New York Society Library

LIBRARY NOTES


NYSL: Leonard Lionnet

Leonard Lionnet
Library Staff Member wins Academy Award
Sunday, June 1, 1997

Leonard Lionnet, a composer and staff member of the Library (going on four years), was recently recognized by the Academy of Motion Picture Arts and Sciences for his musical score to the film Erosion, which won the prestigious Academy Award for Student Films. Directed by Robert Gelber of New York University's Tisch School of the Arts, Erosion is a narrative puzzle, told through visual images and orchestral music, depicting a man's inner journey to recollect his past loves.
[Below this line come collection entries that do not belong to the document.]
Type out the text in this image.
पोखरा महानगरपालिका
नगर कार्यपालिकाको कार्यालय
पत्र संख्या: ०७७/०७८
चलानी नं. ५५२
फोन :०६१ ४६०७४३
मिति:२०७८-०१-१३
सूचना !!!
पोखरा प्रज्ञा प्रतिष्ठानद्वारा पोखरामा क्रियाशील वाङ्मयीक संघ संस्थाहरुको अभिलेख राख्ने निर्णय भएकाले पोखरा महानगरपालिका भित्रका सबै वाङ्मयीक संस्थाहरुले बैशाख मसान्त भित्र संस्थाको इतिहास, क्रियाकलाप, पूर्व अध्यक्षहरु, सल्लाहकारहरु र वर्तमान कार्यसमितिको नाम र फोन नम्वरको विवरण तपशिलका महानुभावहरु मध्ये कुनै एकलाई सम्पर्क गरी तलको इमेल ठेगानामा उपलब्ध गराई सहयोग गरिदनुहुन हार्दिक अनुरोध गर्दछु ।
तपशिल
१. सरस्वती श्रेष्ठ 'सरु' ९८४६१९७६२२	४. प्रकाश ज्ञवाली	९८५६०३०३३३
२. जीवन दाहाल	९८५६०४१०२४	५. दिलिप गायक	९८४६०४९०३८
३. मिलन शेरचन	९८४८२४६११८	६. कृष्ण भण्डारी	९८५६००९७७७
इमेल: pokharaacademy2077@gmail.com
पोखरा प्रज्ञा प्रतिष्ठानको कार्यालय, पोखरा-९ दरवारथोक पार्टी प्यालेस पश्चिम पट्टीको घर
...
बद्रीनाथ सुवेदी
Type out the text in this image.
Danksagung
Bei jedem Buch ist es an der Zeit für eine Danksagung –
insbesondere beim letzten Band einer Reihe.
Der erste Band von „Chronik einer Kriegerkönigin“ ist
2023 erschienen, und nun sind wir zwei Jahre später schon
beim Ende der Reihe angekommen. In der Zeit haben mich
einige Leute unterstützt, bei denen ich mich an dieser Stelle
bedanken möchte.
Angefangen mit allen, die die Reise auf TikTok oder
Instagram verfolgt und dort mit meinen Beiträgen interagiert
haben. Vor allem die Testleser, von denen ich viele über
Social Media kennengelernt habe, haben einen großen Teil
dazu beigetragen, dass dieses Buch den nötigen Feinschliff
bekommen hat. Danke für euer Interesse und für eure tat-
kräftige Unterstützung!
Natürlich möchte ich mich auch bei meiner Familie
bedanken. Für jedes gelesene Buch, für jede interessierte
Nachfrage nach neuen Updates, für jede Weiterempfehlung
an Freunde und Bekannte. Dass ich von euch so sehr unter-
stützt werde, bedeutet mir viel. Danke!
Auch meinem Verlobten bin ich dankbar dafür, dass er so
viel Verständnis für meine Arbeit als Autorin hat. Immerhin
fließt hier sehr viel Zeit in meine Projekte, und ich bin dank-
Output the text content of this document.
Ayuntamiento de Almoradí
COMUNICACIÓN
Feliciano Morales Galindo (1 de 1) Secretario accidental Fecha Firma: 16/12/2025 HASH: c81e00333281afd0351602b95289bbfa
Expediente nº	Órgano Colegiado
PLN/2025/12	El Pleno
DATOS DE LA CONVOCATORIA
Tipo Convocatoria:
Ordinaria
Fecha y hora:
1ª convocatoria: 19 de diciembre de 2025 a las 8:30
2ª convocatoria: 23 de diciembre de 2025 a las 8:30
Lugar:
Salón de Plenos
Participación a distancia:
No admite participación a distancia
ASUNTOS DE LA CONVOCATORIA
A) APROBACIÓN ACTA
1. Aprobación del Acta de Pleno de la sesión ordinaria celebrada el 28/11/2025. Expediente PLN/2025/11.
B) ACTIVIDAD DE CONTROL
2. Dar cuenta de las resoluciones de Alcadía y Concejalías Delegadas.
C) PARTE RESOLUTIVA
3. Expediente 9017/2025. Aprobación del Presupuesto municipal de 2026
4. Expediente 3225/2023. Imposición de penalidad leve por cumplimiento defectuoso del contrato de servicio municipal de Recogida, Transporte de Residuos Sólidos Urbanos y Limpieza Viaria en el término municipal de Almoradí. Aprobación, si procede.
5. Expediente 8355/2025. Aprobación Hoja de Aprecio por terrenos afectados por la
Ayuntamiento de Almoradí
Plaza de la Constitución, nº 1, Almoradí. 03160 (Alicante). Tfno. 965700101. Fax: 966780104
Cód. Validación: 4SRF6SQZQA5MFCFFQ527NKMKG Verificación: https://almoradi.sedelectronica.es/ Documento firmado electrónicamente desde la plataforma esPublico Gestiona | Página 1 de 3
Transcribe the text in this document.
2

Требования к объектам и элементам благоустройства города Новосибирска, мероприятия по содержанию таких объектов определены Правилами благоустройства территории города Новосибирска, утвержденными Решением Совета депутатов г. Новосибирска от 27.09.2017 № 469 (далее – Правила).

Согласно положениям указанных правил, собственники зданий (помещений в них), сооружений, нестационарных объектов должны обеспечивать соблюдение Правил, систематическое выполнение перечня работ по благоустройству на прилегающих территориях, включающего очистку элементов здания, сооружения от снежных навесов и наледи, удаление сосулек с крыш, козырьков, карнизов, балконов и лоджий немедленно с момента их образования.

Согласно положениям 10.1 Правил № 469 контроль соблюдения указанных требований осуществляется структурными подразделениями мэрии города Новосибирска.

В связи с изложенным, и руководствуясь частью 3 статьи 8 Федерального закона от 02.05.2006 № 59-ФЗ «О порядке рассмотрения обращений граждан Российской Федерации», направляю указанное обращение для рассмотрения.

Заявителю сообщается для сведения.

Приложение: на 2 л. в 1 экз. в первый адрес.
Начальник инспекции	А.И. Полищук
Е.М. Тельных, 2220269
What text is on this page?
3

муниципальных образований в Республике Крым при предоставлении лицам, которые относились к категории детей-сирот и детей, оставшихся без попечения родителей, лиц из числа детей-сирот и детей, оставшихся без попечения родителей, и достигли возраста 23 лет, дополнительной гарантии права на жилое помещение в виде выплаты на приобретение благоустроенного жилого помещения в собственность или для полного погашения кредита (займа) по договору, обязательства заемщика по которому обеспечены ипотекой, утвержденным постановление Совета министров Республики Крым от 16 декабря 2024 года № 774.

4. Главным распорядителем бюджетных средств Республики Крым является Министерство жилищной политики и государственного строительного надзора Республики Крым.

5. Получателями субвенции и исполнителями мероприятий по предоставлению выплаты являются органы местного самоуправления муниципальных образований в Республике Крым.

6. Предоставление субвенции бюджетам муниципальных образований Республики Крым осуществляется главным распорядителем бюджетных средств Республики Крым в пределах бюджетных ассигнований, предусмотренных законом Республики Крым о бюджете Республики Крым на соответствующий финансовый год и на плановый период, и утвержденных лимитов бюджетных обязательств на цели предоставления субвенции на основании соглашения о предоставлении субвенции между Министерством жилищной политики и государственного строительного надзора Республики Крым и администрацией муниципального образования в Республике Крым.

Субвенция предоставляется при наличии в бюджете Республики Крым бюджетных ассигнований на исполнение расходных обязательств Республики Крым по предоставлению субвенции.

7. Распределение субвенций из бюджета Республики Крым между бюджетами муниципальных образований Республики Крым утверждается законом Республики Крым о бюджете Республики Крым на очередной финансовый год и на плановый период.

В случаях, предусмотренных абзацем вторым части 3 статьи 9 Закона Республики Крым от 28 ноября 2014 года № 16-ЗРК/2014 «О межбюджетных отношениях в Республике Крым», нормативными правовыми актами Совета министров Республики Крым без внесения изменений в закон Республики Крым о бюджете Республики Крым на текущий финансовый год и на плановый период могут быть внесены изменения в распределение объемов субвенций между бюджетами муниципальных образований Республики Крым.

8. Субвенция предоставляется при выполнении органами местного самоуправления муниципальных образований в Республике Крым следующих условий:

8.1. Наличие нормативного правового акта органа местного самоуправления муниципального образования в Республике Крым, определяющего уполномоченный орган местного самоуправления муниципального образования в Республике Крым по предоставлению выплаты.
Growing up in New Orleans, Lionnnet didn't begin to study music until he enrolled in the New Orleans Center for Creative Arts (NOCCA), a special high school that has produced many musicians, including Wynton Marsalis and Harry Tanglewood. At seventeen, he began composing, and his first orchestral work was performed the next year at Tanglewood. After receiving a B.M. from the Eastman School of Music in Rochester, he moved to New York and is now a Ph.D. candidate in music composition at the Graduate Center of the City University of New York.

Trained in classical music and orchestration, Lionnet has branched out beyond the concert hall into other types of composition. Through Everett Aison, a writer and professor at the School of Visual Arts he met while working at the Library, Lionnet began writing music for films. "It's totally unlike concert composing," he says. "It's a subversive form where you are really creating an emotion without the knowledge of the audience. The score has to dance with the film."

Lionnet has composed for film, TV, concert stage, modern dance, and ballet, and his works have been played and performed throughout North America and Europe. His next project, after he finishes his Ph.D. dissertation next year, may be a score for an upcoming Broadway musical, and he will continue to experiment with various kinds of musical mediums.